- Genre: Educational
- Created by: Shesez
- Directed by: Shesez
- Theme music composer: F1NG3RS
- Country of origin: United States
- Original language: English
- No. of episodes: 155

Production
- Running time: 15 min.

Original release
- Release: April 27, 2016 – present

Related
- Region Break; Sequence Break;

= Boundary Break =

YouTube series

Boundary Break is a YouTube series hosted by Derek Forte, better known as Internet personality Shesez. In the series, Shesez explores locations normally unaccessible in video games by using unofficial virtual camera mods. The series started on April 27, 2016, with an episode exploring Super Smash Bros. Brawl.
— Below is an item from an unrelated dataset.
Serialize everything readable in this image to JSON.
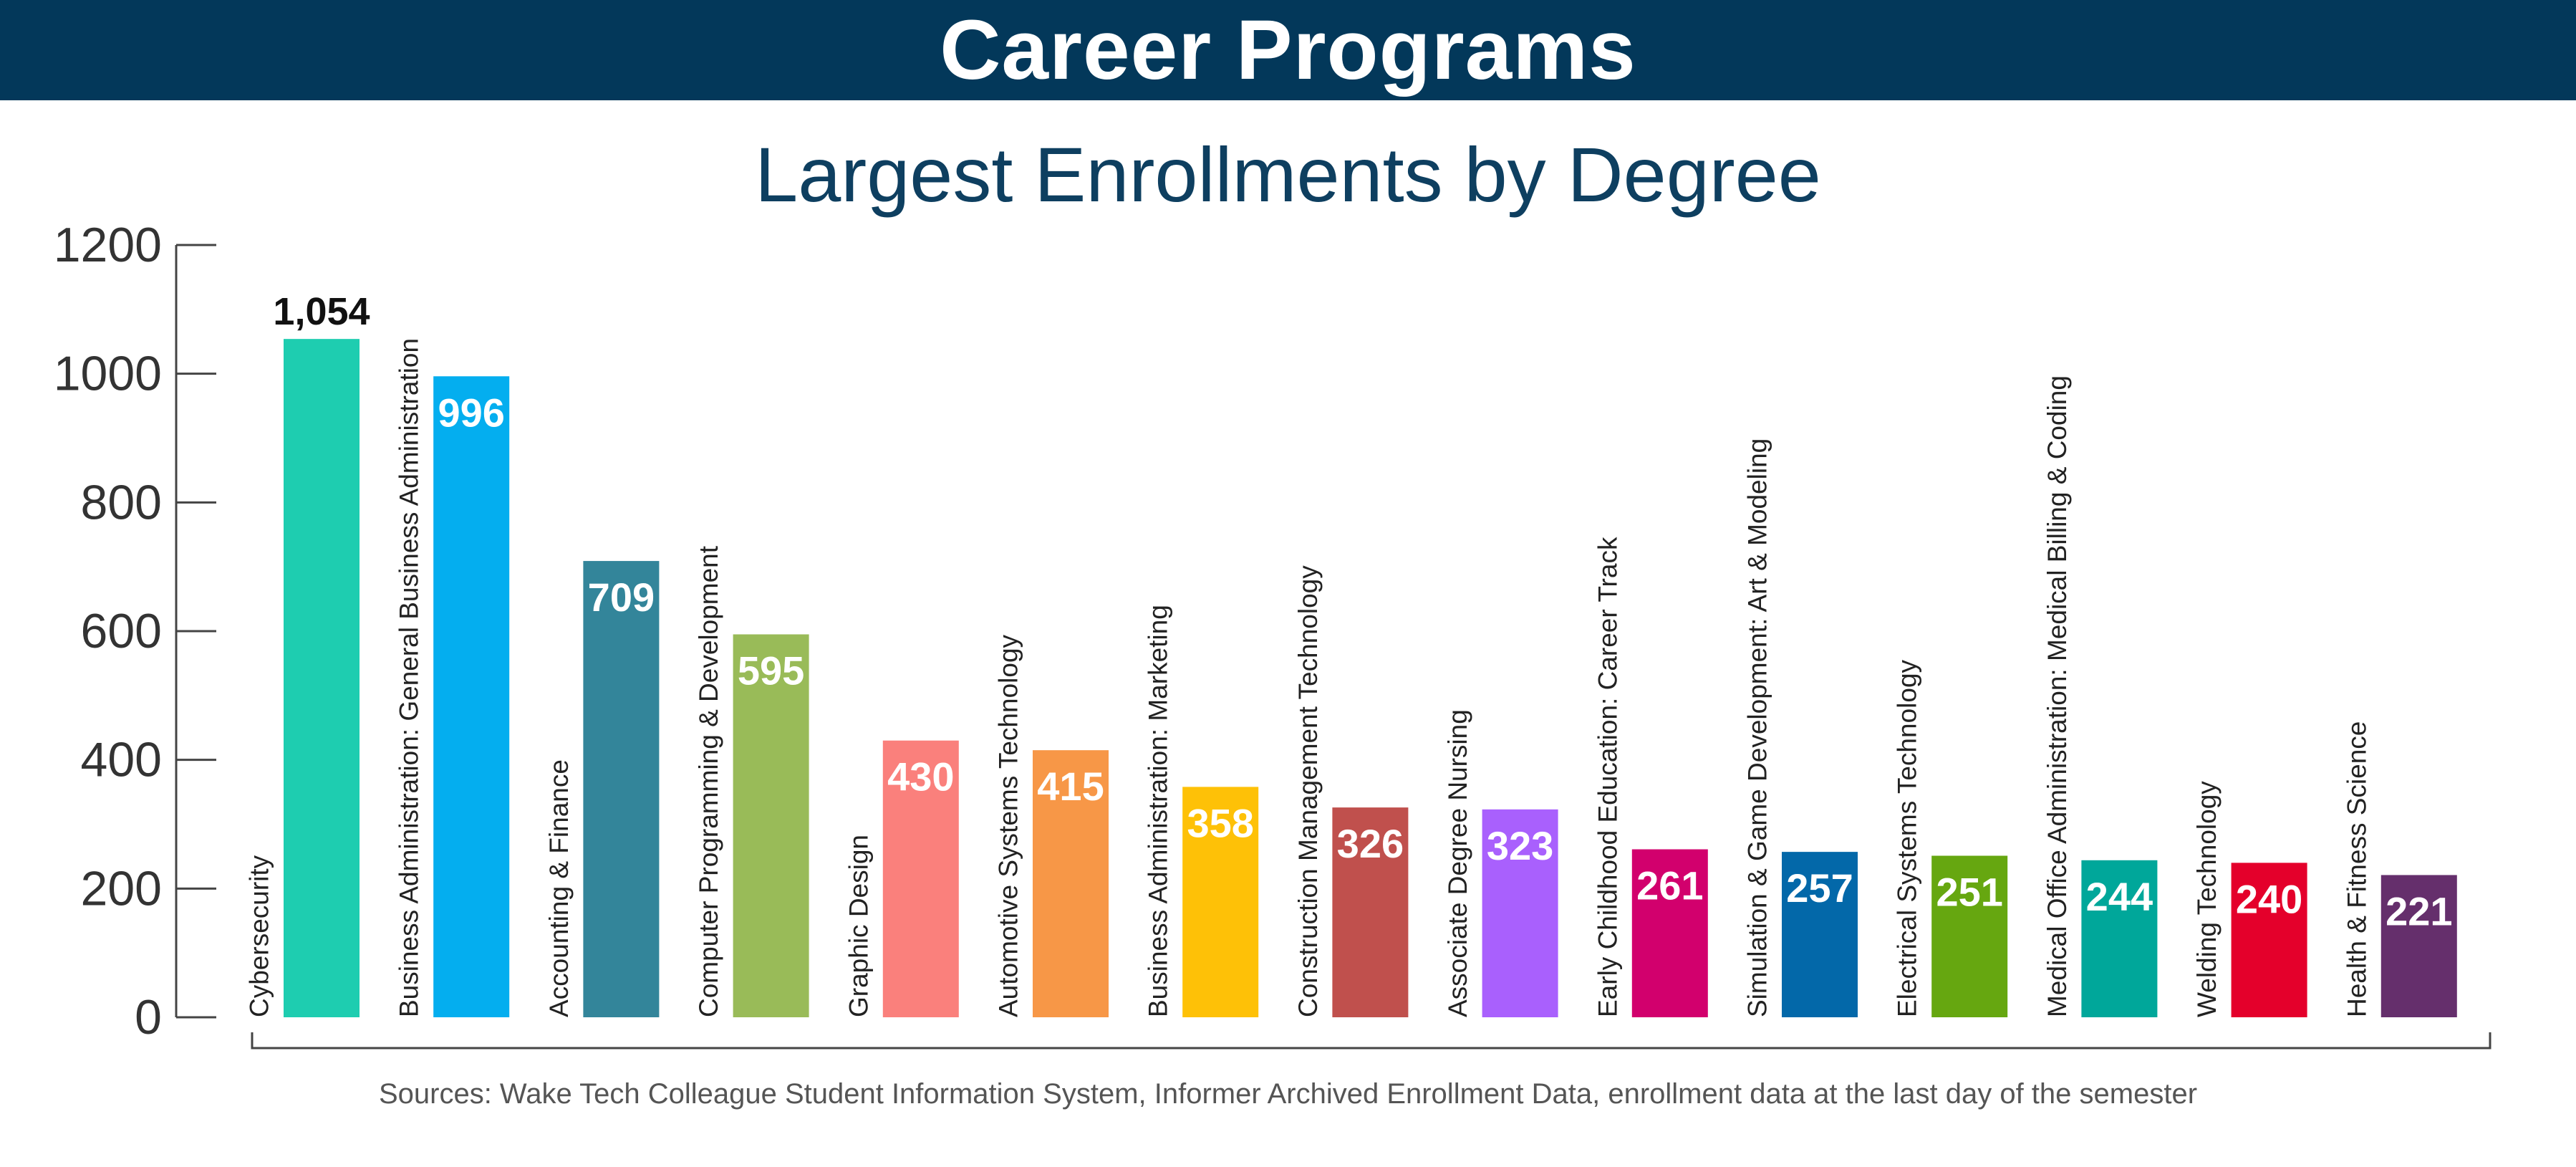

During its run, the show has made multiple notable discoveries in its covered games, including Animal Crossing: New Horizons, Star Wars Jedi: Fallen Order, P.T., Shovel Knight, Grand Theft Auto V, Untitled Goose Game, The Simpsons: Hit & Run, and Mario Kart 8. For certain episodes, Shesez has spoken with people involved with the development of the covered games, including Kyle Pittman, a programmer for Borderlands 2, and David D'Angelo, a programmer for Shovel Knight.

== Reception ==
Boundary Break's creator and host, Shesez, was nominated for a Shorty Award in the Gaming category for his work on the series, where he was a finalist. Kotaku's Zack Zwiezen praised the Boundary Break episode covering Lego Star Wars: The Video Game, calling it his favorite episode of the series.